The First Peace

the first peace

THE FIRST PEACE, and the most important, is that which comes within the souls of people when they realize their relationship, their oneness, with the universe and all its powers. And that in the center of the universe dwells the Great Spirit, and that this center is really everywhere, it is within each of us.

These few dozen words, from the great Lakota teacher Black Elk, which I committed to memory years ago, are among the most clear and beautiful descriptions of spirituality I have ever found. Along with his explication of the sacred pipe in Black Elk Speaks, they paint a realistic yet poetic picture of a world of inter-relationships and inter-being. Of meaning and of mystery. For, as Black Elk says, “It is the story of all life that is holy and is good to tell, and of us two-leggeds sharing in it with the four-leggeds and the wings of the air and all green things, for these are children of one mother, and their father is one spirit.”

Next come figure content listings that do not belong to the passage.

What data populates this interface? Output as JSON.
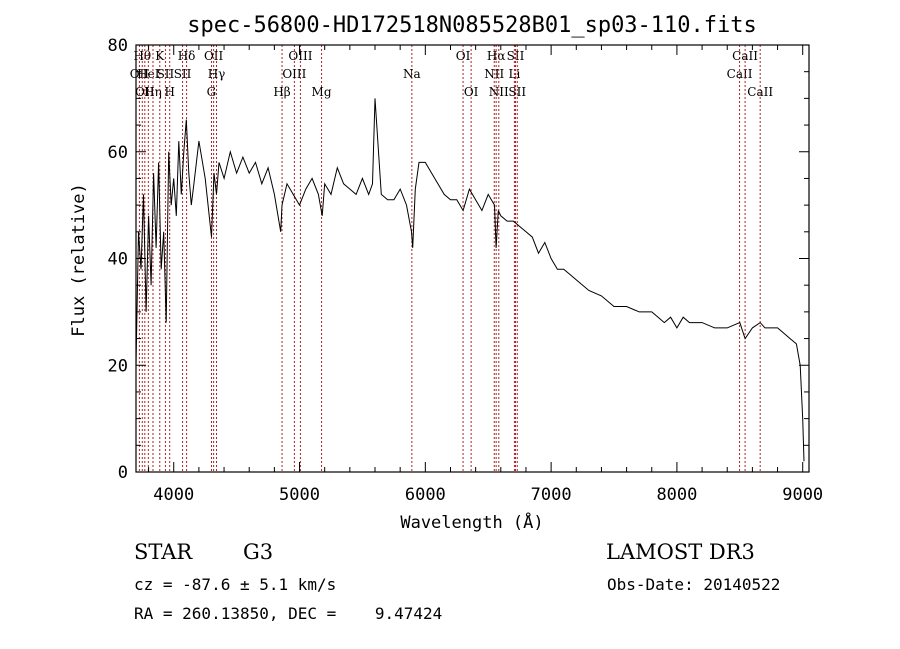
{
  "chart_data": {
    "type": "line",
    "title": "spec-56800-HD172518N085528B01_sp03-110.fits",
    "xlabel": "Wavelength (Å)",
    "ylabel": "Flux (relative)",
    "xlim": [
      3700,
      9050
    ],
    "ylim": [
      0,
      80
    ],
    "xticks": [
      4000,
      5000,
      6000,
      7000,
      8000,
      9000
    ],
    "yticks": [
      0,
      20,
      40,
      60,
      80
    ],
    "series": [
      {
        "name": "flux",
        "x": [
          3700,
          3720,
          3740,
          3760,
          3780,
          3800,
          3820,
          3840,
          3860,
          3880,
          3900,
          3920,
          3940,
          3960,
          3980,
          4000,
          4020,
          4040,
          4060,
          4080,
          4100,
          4120,
          4140,
          4160,
          4180,
          4200,
          4250,
          4300,
          4320,
          4340,
          4360,
          4400,
          4450,
          4500,
          4550,
          4600,
          4650,
          4700,
          4750,
          4800,
          4850,
          4861,
          4900,
          4950,
          5000,
          5050,
          5100,
          5150,
          5180,
          5200,
          5250,
          5300,
          5350,
          5400,
          5450,
          5500,
          5550,
          5580,
          5600,
          5650,
          5700,
          5750,
          5800,
          5850,
          5890,
          5900,
          5920,
          5950,
          6000,
          6050,
          6100,
          6150,
          6200,
          6250,
          6300,
          6350,
          6400,
          6450,
          6500,
          6550,
          6563,
          6580,
          6600,
          6650,
          6700,
          6750,
          6800,
          6850,
          6900,
          6950,
          7000,
          7050,
          7100,
          7150,
          7200,
          7300,
          7400,
          7500,
          7600,
          7700,
          7800,
          7900,
          7950,
          8000,
          8050,
          8100,
          8200,
          8300,
          8400,
          8500,
          8542,
          8600,
          8662,
          8700,
          8800,
          8900,
          8950,
          8980,
          9000,
          9010
        ],
        "values": [
          20,
          45,
          38,
          52,
          30,
          48,
          35,
          56,
          42,
          58,
          38,
          45,
          28,
          60,
          50,
          55,
          48,
          62,
          52,
          60,
          66,
          56,
          50,
          54,
          58,
          62,
          55,
          44,
          56,
          52,
          58,
          55,
          60,
          56,
          59,
          56,
          58,
          54,
          57,
          52,
          45,
          50,
          54,
          52,
          50,
          53,
          55,
          52,
          48,
          54,
          52,
          57,
          54,
          53,
          52,
          55,
          52,
          54,
          70,
          52,
          51,
          51,
          53,
          50,
          45,
          42,
          53,
          58,
          58,
          56,
          54,
          52,
          51,
          51,
          49,
          53,
          51,
          49,
          52,
          50,
          42,
          49,
          48,
          47,
          47,
          46,
          45,
          44,
          41,
          43,
          40,
          38,
          38,
          37,
          36,
          34,
          33,
          31,
          31,
          30,
          30,
          28,
          29,
          27,
          29,
          28,
          28,
          27,
          27,
          28,
          25,
          27,
          28,
          27,
          27,
          25,
          24,
          20,
          10,
          2
        ]
      }
    ],
    "line_markers": [
      {
        "wl": 3727,
        "label": "OII",
        "row": 2
      },
      {
        "wl": 3750,
        "label": "Hθ",
        "row": 1
      },
      {
        "wl": 3770,
        "label": "OII",
        "row": 3
      },
      {
        "wl": 3798,
        "label": "HeI",
        "row": 2
      },
      {
        "wl": 3835,
        "label": "Hη",
        "row": 3
      },
      {
        "wl": 3889,
        "label": "K",
        "row": 1
      },
      {
        "wl": 3934,
        "label": "SII",
        "row": 2
      },
      {
        "wl": 3968,
        "label": "H",
        "row": 3
      },
      {
        "wl": 4102,
        "label": "Hδ",
        "row": 1
      },
      {
        "wl": 4070,
        "label": "SII",
        "row": 2
      },
      {
        "wl": 4300,
        "label": "G",
        "row": 3
      },
      {
        "wl": 4317,
        "label": "OII",
        "row": 1
      },
      {
        "wl": 4340,
        "label": "Hγ",
        "row": 2
      },
      {
        "wl": 4861,
        "label": "Hβ",
        "row": 3
      },
      {
        "wl": 4959,
        "label": "OIII",
        "row": 2
      },
      {
        "wl": 5007,
        "label": "OIII",
        "row": 1
      },
      {
        "wl": 5175,
        "label": "Mg",
        "row": 3
      },
      {
        "wl": 5893,
        "label": "Na",
        "row": 2
      },
      {
        "wl": 6300,
        "label": "OI",
        "row": 1
      },
      {
        "wl": 6364,
        "label": "OI",
        "row": 3
      },
      {
        "wl": 6548,
        "label": "NII",
        "row": 2
      },
      {
        "wl": 6563,
        "label": "Hα",
        "row": 1
      },
      {
        "wl": 6584,
        "label": "NII",
        "row": 3
      },
      {
        "wl": 6708,
        "label": "Li",
        "row": 2
      },
      {
        "wl": 6717,
        "label": "SII",
        "row": 1
      },
      {
        "wl": 6731,
        "label": "SII",
        "row": 3
      },
      {
        "wl": 8498,
        "label": "CaII",
        "row": 2
      },
      {
        "wl": 8542,
        "label": "CaII",
        "row": 1
      },
      {
        "wl": 8662,
        "label": "CaII",
        "row": 3
      }
    ]
  },
  "info": {
    "class": "STAR",
    "subclass": "G3",
    "survey": "LAMOST DR3",
    "cz": "cz = -87.6 ± 5.1 km/s",
    "obs_date": "Obs-Date: 20140522",
    "coords": "RA = 260.13850, DEC =    9.47424"
  },
  "colors": {
    "axis": "#000000",
    "spectrum": "#000000",
    "marker": "#b22222"
  }
}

There is no catechism in these words, no dogma, no rules and no exclusion. There is simply acknowledgment of an observable reality, should one take the trouble to look beyond culture and beyond ego. And if the words ‘spirit’ or ‘spiritual’ should give pause, note that in many translations and teachings, this term is perhaps better and more accurately transcribed as mystery. As in the Great Mystery.

Within that word, and the acknowledgement of oneness and inter-being, lies a great humility, a great truth, and a great insight. That our existence is framed, undergirded and over-arched by mystery—despite all our reductionist, determinative efforts to explain all, understand all, know all, and even own all. We stand on a slim shoreline of knowledge washed by a great sea of mystery. And our planet, abused and exploited as if it were here only for us, floats upon that sea.

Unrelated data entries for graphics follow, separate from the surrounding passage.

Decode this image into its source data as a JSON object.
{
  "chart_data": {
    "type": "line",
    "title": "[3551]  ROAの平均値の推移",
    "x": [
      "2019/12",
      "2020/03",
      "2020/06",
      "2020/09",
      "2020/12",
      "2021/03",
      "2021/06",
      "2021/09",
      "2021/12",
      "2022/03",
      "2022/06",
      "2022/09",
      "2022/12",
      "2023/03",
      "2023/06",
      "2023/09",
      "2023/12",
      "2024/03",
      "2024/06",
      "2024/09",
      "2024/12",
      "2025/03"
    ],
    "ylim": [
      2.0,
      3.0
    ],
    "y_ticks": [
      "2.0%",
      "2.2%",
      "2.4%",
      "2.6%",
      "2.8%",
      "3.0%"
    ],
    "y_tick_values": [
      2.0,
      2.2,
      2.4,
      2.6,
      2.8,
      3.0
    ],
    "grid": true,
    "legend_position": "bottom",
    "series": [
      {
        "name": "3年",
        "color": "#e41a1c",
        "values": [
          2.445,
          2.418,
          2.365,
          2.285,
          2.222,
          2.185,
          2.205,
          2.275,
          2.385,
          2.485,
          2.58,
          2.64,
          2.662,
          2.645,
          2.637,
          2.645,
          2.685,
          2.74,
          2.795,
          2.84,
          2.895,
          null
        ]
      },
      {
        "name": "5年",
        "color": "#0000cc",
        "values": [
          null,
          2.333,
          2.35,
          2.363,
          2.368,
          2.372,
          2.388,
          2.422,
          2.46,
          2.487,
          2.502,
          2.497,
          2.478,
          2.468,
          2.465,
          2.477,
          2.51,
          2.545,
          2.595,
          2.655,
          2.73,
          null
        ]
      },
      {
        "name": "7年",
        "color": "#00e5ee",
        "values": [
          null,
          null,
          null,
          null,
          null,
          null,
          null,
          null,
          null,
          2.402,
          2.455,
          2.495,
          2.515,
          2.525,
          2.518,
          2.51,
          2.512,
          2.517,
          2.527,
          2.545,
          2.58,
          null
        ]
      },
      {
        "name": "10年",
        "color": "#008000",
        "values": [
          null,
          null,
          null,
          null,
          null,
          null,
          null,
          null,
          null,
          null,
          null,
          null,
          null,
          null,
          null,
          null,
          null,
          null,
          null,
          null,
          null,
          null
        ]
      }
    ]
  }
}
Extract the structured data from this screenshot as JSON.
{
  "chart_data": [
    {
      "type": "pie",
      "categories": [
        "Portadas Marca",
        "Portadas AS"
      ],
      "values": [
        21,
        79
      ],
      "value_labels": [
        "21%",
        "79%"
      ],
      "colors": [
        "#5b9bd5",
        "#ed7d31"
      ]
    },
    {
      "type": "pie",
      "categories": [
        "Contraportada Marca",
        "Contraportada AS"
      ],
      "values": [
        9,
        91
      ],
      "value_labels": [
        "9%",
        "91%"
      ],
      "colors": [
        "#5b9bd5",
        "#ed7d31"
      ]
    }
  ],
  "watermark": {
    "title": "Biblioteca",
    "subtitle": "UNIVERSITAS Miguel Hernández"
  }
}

There are many maps and pathways out of our ecological and social crisis. Wisdom from many ages, many traditions and many cultures. Taoism, Buddhism, Indigenous, Christian, Jewish, Pagan, Muslim, Pantheist, Atheist, Agnostic, and purely Scientific. But all have one thing in common. Every path requires honesty and humility. What Black Elk would have called walking the good, Red Road. They require that we see ourselves as part of a greater whole. And knowing that it is the story of that whole—of all life—“that is holy and is good to tell.”
Let us hope that someday we can walk a good path and tell a good story.